Magic, I think, came from Catholicism.  (Is there a correlation between Catholicism and fantasy? that might be our mechanism). I grew up in a church founded by Capuchin monks (think radical Franciscans a la the nuns that throw pigs blood during protests against the School of the Americas... there are rebel-churches scattered throughout the US, my uncle's was exiled to a Unitarian church b/c they used feminist language and invited non-Catholics to take Eucharist). Anyway, Catholicism is very much rooted in ancient traditions, with all sorts of pagan magic. Protection amulets are now scapulars (i often wear a scapular of the Divino Niño for example), the old deities saints.
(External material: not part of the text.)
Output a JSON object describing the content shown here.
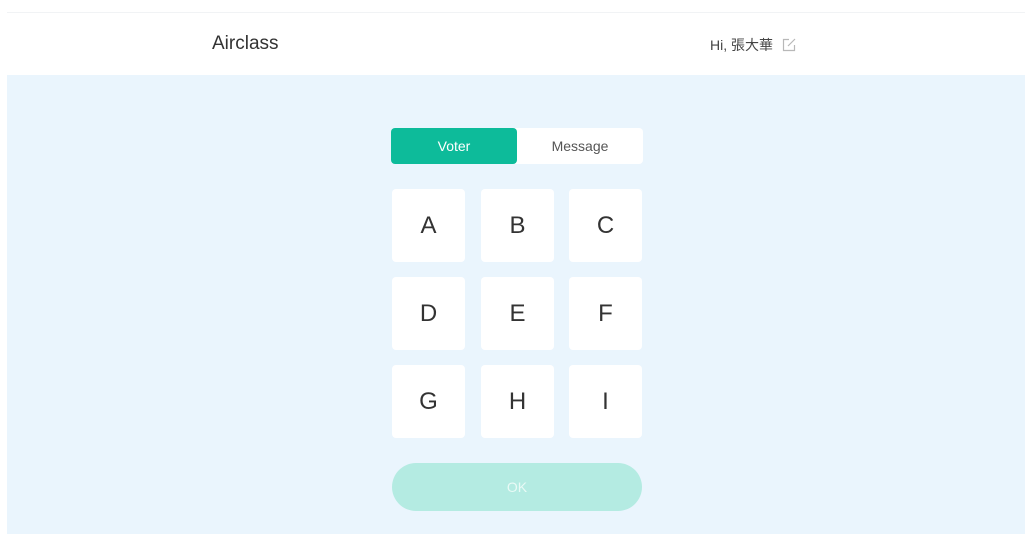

There's a patron saint of sore throats with a whole ceremony to prevent them from happening for example. 

Once you get into Latin America, where I've lived much of my life, the old traditions are very much alive, altars with the same fruits and plants that were offerings to the local god, painted statues of miraculous virgins in boxes with stories of terrible things that happened when someone stole them, charm bags of various colors meant to bring health or wealth or luck sold alongside candles and crosses outside churches, ancient processions through the mountains where people hurl unlit candles at a miraculous statue once a year in exchange for a wish.  The indigenous of the amazon have their magics as well, found in ayahuasca, floripoño and guanto.  Some of it will make you trip for 3 days, shamans have been know to threaten the lives of loved ones with dark magic.  But also the forest breathes-- there are certain places where it rains to greet you.  Every morning you wake up at 5am to drink a special guyausa tea boiled over a cookfire with your extended family (it makes you vomit, which is supposed to be good for you). As you dip your bowl into the cauldron, you share  your dreams from the night before, since the warn you of dangers to come.  I dreamed of having dinner with a family of skeletons, and they said someone both old and young was going to die soon.  That day and old man died, as did an infant.
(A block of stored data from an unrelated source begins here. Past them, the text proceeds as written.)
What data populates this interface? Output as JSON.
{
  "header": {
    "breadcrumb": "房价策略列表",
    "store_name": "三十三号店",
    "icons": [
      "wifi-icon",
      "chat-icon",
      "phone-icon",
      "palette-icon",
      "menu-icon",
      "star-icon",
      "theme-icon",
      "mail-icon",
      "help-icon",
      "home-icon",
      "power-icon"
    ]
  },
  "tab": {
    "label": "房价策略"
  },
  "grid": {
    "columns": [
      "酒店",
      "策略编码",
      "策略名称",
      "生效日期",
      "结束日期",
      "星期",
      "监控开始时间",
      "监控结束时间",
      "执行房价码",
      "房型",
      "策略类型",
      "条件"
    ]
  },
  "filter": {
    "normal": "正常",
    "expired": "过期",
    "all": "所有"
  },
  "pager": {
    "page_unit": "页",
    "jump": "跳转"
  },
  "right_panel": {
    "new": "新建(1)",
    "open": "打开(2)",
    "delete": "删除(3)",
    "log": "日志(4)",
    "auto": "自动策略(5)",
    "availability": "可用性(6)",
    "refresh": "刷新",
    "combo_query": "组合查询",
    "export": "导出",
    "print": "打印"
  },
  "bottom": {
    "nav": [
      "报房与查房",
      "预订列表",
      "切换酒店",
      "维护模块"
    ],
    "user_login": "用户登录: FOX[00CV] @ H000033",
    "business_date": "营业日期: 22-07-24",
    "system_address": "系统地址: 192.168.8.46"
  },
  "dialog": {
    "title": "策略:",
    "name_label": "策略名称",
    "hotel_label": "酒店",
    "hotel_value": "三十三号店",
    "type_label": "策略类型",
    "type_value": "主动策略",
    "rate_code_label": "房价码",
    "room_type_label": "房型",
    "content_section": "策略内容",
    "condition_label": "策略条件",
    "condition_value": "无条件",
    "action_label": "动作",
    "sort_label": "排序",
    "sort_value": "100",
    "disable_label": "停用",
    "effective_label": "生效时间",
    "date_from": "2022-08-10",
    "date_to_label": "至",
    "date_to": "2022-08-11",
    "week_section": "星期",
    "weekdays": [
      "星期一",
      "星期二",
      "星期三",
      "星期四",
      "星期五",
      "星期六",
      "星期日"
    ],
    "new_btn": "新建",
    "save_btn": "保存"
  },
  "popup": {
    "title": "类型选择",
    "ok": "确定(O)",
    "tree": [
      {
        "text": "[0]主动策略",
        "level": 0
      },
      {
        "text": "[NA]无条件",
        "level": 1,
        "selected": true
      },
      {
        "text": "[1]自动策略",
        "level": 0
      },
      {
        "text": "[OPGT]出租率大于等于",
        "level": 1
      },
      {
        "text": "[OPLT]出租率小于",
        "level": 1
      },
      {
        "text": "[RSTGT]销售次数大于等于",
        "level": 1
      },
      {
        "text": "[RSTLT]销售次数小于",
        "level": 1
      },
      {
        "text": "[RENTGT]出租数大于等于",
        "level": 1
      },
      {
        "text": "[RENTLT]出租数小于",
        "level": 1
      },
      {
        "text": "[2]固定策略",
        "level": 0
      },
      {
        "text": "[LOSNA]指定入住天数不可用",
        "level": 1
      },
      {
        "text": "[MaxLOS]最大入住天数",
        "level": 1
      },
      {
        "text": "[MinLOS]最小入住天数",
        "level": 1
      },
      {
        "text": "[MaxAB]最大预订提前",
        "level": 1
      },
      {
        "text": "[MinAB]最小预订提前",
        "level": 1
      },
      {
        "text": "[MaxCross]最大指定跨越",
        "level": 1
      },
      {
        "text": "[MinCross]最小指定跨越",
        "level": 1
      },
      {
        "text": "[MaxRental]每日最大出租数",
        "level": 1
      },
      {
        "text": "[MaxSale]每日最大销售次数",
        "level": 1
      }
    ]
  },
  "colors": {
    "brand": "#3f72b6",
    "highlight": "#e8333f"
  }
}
In Africa and Indonesia, where I've also lived, Islam has a much more antagonistic relationship with the animist religions that preceded it. In Indonesia, car wrecks are common and it's believed that ghosts of people who died haunt the cars they died in, so magic mechanics are very common, relying on islamic exorcism to free the cars. They also do it for people, pinching you really painfully to free you of the evil spirit that has latched itself to you. TV shows sometimes have the Muslim version of the exorcist, complete with spinning heads and everything.  But still old traditions live on, including spirit possession.  Dukuns are consulted to hex enemies or offer protection.  Unlike Conservative American Christians who treat the bible as a legal document b/c their education system has been cut and they lack the reading comprehension skills to notice the bible was supposedly written by people other than god (the chapter titles weren't enough of a clue?), Islam's conceit is that the book is word-for-word god's to do manual. Since religion is very much a legal system, the Adat or customary law of religious peoples holds an important place... this sometimes ties into magical beliefs as well.
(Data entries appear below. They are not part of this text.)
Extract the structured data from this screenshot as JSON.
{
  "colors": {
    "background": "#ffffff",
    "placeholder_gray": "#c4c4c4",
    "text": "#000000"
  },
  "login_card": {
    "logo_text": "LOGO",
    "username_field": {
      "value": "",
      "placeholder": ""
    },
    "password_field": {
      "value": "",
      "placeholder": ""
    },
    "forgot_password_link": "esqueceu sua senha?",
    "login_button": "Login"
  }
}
In poor parts of the cities and rural areas people still worship the old gods in West Africa as well.  I saw a seance in Niamey once. It was surreal that people could play their instruments at that pace *all day* while in trance.  It was incredible.  As the mediums whipped, beat and burned themselves with open flame, the ultimately became possessed, convulsing uncontrollably with thick white froth coming from their mouth and nose.  When one got possessed they would sit on another, causing them to convulse and froth as well.  I've never seen anything like it.  Then they would be perfectly calm, dried snot crusted on their lips, and speak the words of colonial French generals or anyone else who had died in the area.  Given my prowess in palm reading, a local soma (witchdoctor of sorts) offered to initiate me into somahood.  He would have had to kill a goat and I felt sort of bad about blood sacrifice so I declined the offer.

Here in Los Angeles, i live close to a Sanctuario de la Santa Muerte. 



The Sanctuary has services every so often.  The Santa Muerte (Holy Death) is believed to be tied to a very old Mexican diety, but she is consulted by an increasing number of Latin American Catholics.  She is sort of the patron saint of those who aren't good enough to be among the "good people" of the world.  Corrupt police, drug dealers, gang members, the LGBT community, people who are in a life that demands doing what the church considers "wrong" who don't feel virtuous enough to be heard by Virgin Mary may come to the Santa Muerte for protection. Offerings might be a small one-dollar bottle of tequila or some cigarettes.  Those in the know say she really likes water.  Some of the "good" Latino Catholics I know regard her with a bit of fear, as if asking her for her help is some sort of black magic that will stain you forever.



In 2011 lit a 7-day candle to the Santissima Muerte around my birthday, which falls close to Halloween and Dia de los Muertos.  I was staying in an enormous artist's loft-- with a theatre and gallery and walls that didn't quite reach the ceiling, it was dark and dusty and rustic-- but everyone else was gone on trips of some sort. I was up all night writing an article for publication, and I heard a hissing noise coming from the kitchen.  When I arrived a pot of water was boiling on the range.  The range was turned off.  I set the pot on the other (cool) burner and walked around searching for the person who must have turned on the range.  No one was there.  A few minutes later, the pot boiled again.  The previous burner was now cool, but the burner under the pot felt piping hot.  Confused, I poured myself tea leaving much of the water in the pot, and it stopped. 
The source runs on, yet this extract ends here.